La Chronique Agora

Croissance négative, dette, chômage : le véritable héritage de Ben Bernanke

▪ Les historiens se pencheront sur la période actuelle avec émerveillement et stupéfaction. D’une manière ou d’une autre, non pas une mais trois générations d’économistes et de dirigeants se sont convaincus de choses qui ne pouvaient pas être vraies ne serait-ce qu’une minute.

« Pas assez de demande », disent-ils, en nous livrant ainsi une analyse pénétrante des taux de croissance moroses actuels.

« Nous devons fournir de la demande », ajoutent-ils, comme si la demande était des oranges. Il suffit de charger le camion en Floride et de les amener à New York. Simple comme bonjour.

On dirait presque que le monde a été créé simplement pour que son créateur puisse rire aux dépens des économistes simplets.

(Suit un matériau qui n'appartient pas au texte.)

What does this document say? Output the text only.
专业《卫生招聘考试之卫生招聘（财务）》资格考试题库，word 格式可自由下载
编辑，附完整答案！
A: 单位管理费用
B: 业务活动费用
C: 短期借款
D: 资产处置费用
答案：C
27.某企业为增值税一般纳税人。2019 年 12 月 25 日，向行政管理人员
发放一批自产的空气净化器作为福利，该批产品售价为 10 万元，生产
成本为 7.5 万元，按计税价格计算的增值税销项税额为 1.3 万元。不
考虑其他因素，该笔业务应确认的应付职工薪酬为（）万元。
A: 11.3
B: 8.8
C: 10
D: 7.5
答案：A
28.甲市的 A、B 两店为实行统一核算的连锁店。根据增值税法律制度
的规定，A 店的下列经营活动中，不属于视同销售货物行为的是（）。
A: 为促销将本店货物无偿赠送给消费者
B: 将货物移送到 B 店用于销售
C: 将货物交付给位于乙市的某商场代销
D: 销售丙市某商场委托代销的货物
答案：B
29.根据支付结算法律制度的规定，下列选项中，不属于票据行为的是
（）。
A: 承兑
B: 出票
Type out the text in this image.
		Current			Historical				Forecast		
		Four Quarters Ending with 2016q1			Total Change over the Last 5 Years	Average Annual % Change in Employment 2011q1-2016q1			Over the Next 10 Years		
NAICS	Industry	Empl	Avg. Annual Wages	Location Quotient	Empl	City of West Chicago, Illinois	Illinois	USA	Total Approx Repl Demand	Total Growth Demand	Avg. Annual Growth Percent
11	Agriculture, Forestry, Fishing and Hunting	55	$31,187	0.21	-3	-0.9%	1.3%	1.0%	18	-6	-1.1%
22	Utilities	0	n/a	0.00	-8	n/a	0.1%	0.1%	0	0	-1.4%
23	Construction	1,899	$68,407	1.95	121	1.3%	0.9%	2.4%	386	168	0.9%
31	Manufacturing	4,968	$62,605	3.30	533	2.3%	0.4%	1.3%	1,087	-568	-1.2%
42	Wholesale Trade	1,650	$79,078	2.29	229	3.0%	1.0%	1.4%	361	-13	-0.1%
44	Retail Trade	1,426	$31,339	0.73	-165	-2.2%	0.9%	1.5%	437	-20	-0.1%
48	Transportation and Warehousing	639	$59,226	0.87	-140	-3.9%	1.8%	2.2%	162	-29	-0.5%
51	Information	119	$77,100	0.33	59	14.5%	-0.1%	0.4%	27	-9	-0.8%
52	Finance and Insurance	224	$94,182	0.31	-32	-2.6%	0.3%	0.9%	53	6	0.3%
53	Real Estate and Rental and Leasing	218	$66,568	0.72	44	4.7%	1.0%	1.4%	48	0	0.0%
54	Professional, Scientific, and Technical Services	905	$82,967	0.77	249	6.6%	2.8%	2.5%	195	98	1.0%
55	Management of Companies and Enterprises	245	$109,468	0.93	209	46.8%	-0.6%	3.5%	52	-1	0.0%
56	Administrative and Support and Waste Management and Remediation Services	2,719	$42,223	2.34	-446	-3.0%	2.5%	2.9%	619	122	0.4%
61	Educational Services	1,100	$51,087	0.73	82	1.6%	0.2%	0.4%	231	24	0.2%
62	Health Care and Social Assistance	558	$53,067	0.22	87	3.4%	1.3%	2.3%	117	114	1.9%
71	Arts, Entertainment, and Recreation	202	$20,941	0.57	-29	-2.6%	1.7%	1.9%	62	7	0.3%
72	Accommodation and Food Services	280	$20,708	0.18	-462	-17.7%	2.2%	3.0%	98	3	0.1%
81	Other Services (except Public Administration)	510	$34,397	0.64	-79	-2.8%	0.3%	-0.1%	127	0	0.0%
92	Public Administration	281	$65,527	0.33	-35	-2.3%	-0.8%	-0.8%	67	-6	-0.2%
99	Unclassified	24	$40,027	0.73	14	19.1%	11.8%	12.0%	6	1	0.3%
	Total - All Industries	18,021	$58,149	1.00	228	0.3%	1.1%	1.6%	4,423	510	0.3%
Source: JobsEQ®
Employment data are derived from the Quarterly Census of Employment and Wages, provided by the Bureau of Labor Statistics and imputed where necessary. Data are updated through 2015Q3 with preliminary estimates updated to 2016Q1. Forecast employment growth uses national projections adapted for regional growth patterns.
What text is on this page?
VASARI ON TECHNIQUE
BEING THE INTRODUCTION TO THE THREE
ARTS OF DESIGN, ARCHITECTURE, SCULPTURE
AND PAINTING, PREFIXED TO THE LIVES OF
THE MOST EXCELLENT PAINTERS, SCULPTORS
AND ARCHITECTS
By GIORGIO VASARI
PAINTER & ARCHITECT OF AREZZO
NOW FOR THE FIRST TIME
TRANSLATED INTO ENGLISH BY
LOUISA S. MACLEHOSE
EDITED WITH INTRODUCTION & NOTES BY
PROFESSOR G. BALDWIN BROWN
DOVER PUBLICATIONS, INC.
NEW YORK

« Regardez-les », nous a-t-il semblé entendre, une voix de stentor descendant des cieux. « Ils ajoutent de la demande qui n’existent pas afin que les gens fabriquent des produits à destination de clients qui ne peuvent pas les payer. Mouahahaha ! »

Nous abordons ce sujet parce que les journaux commencent à donner leur avis sur « l’héritage » de Bernanke. En deux mots, ils ont oublié que lorsqu’on s’est retrouvé dans le pétrin en 2008, Ben Bernanke n’avait pas la moindre idée de ce qui se passait. Ils ferment les yeux sur le fait que Bernanke pensait que la bulle hypothécaire était inoffensive… et que l’économie continuerait à bien performer alors même que les prix de l’immobilier coulaient. Les journalistes sont aussi prêts à ignorer le fait qu’il a présidé à la reprise la plus faible de l’histoire.

▪ Quand le remède est pire que le mal
Ils ne voient que le bon côté de la médaille, et manquent totalement le revers. Le résumé le plus répandu du mandat de Bernanke à la tête de la Fed est le suivant : « il nous a sauvé d’une nouvelle Dépression ». Personne ne semble se soucier — du moins à ce stade du processus — qu’il l’a fait en causant un problème pire encore. Et que ses expériences ont mené les Etats-Unis à un taux de chômage réel de 13%, une croissance réelle négative, des taux d’intérêt réels négatifs et 4 000 milliards de dollars de réserves supplémentaires dans le système bancaire… qu’il faudra prendre en compte tôt ou tard.

Ces chiffres surprendront probablement la plupart des lecteurs. Le chiffre officiel du chômage américain, par exemple, est aux alentours de 7%, non 13%. Mais si vous pensez que seuls 7% de la main-d’oeuvre potentielle sont sans emploi, vous vous mettez le doigt dans l’oeil. Ce n’est pas comme ça que ça marche.

Au lieu de ça, si vous perdez votre emploi et que vous ne pouvez pas en trouver un autre, c’est que vous êtes « découragé » — et on vous exclut alors du bassin de main-d’oeuvre. Remettez-y les gens qui ont abandonné, et le véritable chiffre du chômage US est de 13%.

Une bonne partie de ce que nous tenons pour acquis, en termes de croissance du PIB US ces 30 dernières années, ne s’est pas vraiment passé. C’était une croissance fantôme… causée par la distorsion des chiffres de l’inflation et de la production. Il est impossible de savoir combien de croissance réelle il y avait (tout dépend de vos hypothèses de départ). Mais si l’on ôte toutes les ruses et les distorsions, la croissance réelle en termes de PIB par personne est certainement négative sur les 10 dernières années, et probablement négatives sur toute la période entre les débuts de Ronald Reagan à la Maison Blanche et hier.

Si c’est bien le cas, les éléments qui dépendent de la production — la dette et les actifs — sont probablement largement surévalués aussi. Eux et une bonne partie de la demande de biens et de services depuis 1980 n’ont été rendus possibles qu’en creusant la dette, une chose qui ne peut durer éternellement. Le prochain marché baissier réglera la situation. Les prix des actifs chuteront radicalement. Le niveau de vie, porté par une marée de dette qui dure depuis 30 ans, baissera. Ce sera là le véritable héritage de M. Bernanke.